SL-A and -B RNA sequences and gene arrangement. (A) Arrangement of the SL-A and -B genes in the 5S rRNA clusters. The 5′ and 3′ ends of the 5S gene were identified by comparison to available cnidarian 5S rRNA sequences (–23). (B) The SL-A and -B RNA sequences were aligned manually. Conserved sequences surrounding the splice donor site and the predicted Sm-binding site are shaded. The predicted Sm-binding sequence and the splice donor dinucleotide are doubly underlined.

Figure 4

(A) Northern blot of Hydra total RNA hybridized with probes to the intron region of SL-A (lane 1) and the exon region of SL-B (lane 2).
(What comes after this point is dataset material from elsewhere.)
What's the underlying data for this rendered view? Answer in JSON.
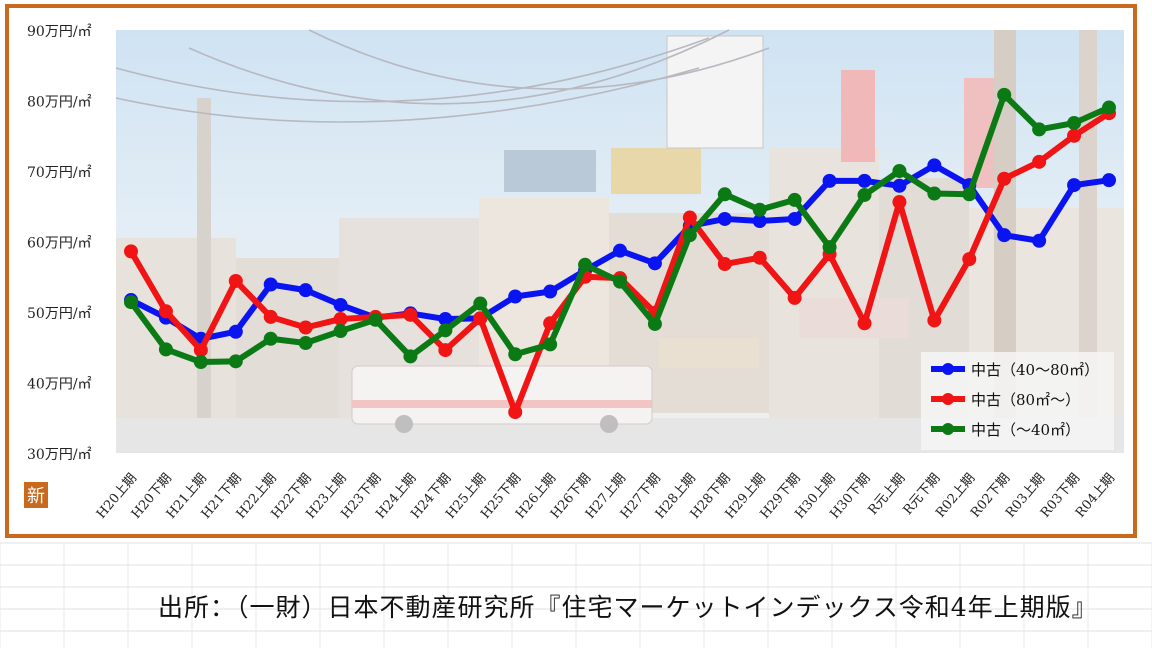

Both probes hybridize to RNA of the predicted sizes as described in the text. (B) TMG-containing RNA was isolated from an aliquot of total RNA by using an anti-TMG antibody–agarose conjugate. Bound (lanes 1, 3, and 5) and unbound (lanes 2, 4, and 6) RNAs were hybridized with the SL-A (lanes 1 and 2) and -B (lanes 3 and 4) probes used in A and with a probe for 5S rRNA (lanes 5 and 6).

Figure 5

Predicted secondary structures of SL-A RNA (A), SL-B RNA (B), and the C. elegans SL1 RNA (C). The structures were generated by using Version 2.3 of the mfold RNA secondary structure modeling program (27, 28). The parameters and constraints used for folding are detailed in the text. The stem–loop structures are numbered for reference. Arrows in Stem 1 indicate the 3′ end of the exon sequence in each RNA. Putative Sm protein-binding sequences are shaded. Two other possible Sm-binding sequences discussed in the text are boxed in B. The diagrams were produced by inputting the structural data generated by mfold into RnaViz (47).